国内の競争政策確立を
出井 伸之 ソニー 会長 兼 CEO
今日未明までアジアカップで優勝したサッカー日本代表チームを応援しながら、なぜ日本サッカーが強くなったかを考えていた。プロリーグになり外国人選手も増えたことで、球団経営から選手までプロとして競争する環境が整ったからだろう。経済面でも、競争政策をいかに導入していくかが今後の日本に不可欠だ。
80年代をおう歌した日本経済は90年代に落ち込んだが、円はいまだに世界で最も強い通貨になっている。好景気なのに下がり続けているユーロとは対照的だ。その理由は日本の産業の二面性にあるのだろう。
円相場は恐らくトヨタ自動車や松下電器産業など国際市場でもまれている企業の強さで決まり、日本の高コスト構造は電力や通信など円による収入ばかりで官庁に守られている保護産業に起因している。二面性を無くし日本中に競争政策を浸透させることが必要だ。
日本はこの10年間ですっかり自信を喪失してしまったが、同じ時期に米国が成功できたのは競争政策の導入と製造業のリストラによる。私が社外取締役を務める米ゼネラル・モーターズ(GM)では、デトロイトの人口が150万人から90万人に減ってしまうほど、苦労して人員を削減した。ほかの米製造業も、かつての日本に学び品質管理面などで改善に努めた。
一方、競争導入では米政府の役割が大きい。通信分野では84年にAT&Tを分離・分割。96年にはすべての通信会社が垣根を超えて自由に競争できるようにした。この間にシリコンバレー型の企業が台頭し、パソコンなど技術の発展とともにインターネット産業が花開いた。
米国の復活は、競争を前提として整理しなおした国家的な仕組みに基づき、技術の進歩と産業構造改革が組み合わさった成果だ。IT(情報技術)だけが要因ではない。日本は米国が20年かけてやってきたことを5年でやらねばならない。そのためにどうするかをIT戦略会議で議論している。
日本も問題点ばかりではない。治安や教育の質の高さなど強みもある。また、日本は米国をしのぐ光回線網の保有国だ。IT戦略会議では5年で米国を上回る高速ネット網を構築するという目標を立てた。
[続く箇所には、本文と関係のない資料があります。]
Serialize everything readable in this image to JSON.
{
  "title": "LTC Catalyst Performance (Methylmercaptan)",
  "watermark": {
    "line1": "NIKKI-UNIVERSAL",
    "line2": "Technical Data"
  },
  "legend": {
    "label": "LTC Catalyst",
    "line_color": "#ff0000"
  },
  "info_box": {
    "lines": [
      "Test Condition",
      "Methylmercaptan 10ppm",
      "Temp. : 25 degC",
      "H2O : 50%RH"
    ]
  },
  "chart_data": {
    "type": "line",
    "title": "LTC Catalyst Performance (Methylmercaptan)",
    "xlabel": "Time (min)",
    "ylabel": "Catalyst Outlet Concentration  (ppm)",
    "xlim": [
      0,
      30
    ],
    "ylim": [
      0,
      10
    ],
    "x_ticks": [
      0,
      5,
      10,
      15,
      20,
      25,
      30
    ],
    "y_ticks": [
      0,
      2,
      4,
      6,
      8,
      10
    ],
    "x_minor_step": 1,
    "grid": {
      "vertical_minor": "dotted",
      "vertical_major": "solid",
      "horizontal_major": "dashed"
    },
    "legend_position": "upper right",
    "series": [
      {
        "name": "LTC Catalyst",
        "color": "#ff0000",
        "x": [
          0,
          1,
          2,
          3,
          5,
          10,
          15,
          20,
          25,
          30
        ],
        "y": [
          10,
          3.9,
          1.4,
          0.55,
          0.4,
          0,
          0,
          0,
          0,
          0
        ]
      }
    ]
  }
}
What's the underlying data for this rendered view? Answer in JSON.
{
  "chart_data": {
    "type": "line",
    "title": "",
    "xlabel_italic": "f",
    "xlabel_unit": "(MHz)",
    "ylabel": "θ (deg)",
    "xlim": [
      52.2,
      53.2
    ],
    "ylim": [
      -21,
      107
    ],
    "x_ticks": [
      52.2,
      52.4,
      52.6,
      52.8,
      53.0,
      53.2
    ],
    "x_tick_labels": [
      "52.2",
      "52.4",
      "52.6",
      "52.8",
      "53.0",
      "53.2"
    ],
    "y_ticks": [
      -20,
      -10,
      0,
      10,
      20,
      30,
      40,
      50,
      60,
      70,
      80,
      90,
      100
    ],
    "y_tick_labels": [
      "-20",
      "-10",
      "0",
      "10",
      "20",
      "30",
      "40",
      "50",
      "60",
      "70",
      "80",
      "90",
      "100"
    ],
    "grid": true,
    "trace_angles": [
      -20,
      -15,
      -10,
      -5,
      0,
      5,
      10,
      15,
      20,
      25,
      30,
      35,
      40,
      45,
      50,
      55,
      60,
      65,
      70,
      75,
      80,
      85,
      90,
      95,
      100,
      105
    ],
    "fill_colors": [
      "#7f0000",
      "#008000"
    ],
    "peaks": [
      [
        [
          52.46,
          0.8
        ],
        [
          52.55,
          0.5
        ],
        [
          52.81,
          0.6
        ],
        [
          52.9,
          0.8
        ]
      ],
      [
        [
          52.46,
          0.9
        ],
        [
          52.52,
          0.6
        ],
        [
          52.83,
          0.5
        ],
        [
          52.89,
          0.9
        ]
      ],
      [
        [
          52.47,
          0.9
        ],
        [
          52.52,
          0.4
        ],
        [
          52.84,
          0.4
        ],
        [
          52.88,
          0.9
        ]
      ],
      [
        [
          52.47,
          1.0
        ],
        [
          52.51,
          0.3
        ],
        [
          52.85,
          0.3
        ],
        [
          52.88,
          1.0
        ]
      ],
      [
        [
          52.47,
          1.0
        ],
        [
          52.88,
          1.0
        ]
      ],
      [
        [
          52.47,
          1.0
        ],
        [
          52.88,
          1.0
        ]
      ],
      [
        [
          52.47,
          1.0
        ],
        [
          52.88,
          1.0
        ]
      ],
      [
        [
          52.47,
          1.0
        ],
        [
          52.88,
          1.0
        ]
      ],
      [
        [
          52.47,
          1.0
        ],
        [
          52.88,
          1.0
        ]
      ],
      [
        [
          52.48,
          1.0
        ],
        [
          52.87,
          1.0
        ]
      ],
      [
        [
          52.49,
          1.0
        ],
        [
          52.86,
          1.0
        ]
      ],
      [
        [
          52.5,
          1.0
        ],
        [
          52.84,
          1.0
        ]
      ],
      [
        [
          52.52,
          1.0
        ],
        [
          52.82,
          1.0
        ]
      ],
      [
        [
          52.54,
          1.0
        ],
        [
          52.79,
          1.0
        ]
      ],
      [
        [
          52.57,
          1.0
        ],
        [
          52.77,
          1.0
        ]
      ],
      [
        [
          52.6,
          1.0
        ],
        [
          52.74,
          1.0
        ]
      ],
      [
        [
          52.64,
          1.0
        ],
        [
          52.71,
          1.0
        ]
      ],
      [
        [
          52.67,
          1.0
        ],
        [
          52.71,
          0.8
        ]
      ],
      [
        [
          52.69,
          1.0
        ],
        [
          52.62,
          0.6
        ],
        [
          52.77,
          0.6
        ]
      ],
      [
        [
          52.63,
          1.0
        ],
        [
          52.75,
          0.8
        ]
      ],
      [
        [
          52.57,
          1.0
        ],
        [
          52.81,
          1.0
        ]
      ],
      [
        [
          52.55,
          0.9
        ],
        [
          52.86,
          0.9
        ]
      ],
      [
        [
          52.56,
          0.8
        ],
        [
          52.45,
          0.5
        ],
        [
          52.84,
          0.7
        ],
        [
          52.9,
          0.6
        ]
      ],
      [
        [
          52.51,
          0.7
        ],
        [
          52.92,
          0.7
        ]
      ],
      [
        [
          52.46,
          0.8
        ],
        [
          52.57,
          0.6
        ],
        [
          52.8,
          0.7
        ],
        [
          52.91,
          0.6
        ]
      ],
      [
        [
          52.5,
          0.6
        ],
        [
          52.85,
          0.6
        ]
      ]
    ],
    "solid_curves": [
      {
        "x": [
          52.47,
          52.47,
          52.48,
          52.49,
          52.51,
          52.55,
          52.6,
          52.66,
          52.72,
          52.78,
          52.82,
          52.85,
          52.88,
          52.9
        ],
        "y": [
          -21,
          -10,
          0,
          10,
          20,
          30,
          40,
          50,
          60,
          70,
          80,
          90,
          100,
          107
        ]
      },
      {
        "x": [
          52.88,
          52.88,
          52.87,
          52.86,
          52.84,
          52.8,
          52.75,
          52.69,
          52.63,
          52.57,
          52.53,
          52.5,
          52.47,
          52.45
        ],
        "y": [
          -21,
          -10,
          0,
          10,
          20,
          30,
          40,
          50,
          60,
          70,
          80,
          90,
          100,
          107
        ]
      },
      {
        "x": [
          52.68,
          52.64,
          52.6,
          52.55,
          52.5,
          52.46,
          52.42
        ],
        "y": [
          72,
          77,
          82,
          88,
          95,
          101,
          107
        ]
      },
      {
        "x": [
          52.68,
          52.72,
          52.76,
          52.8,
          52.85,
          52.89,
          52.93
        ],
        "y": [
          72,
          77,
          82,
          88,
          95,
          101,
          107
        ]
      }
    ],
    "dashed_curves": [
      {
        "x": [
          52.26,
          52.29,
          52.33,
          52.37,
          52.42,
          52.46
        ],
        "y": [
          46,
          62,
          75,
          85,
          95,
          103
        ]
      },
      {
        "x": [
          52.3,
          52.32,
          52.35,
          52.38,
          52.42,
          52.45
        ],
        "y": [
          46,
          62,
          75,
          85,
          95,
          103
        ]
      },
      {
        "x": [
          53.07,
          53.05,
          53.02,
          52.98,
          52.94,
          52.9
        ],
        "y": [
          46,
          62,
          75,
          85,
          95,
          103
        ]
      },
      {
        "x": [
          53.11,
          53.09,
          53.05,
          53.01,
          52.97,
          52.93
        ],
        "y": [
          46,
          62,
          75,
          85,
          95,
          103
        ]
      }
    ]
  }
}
問題は光回線を一般の人が自由に使えないこと。日本電信電話(NTT)という圧倒的強者の存在で競争環境が整わず、コスト低下と一般家庭への整備が進まない。NTT批判ではない。競争が進まない国家の仕組み、制度を変えようということだ。
高速ネット上で自由競争すれば新しい事業が生まれ、既存事業も能率を上げることができる。戦後の成長は縦割り行政による保護などが支えた側面は否定できない。だがネット社会には業界の違いも国境もない。競争で強くなった米国と競うには国内も競争で強くなる必要がある。21世紀に向けて自信を取り戻すため、過去の成功は忘れ日本全体で考え直す時だ。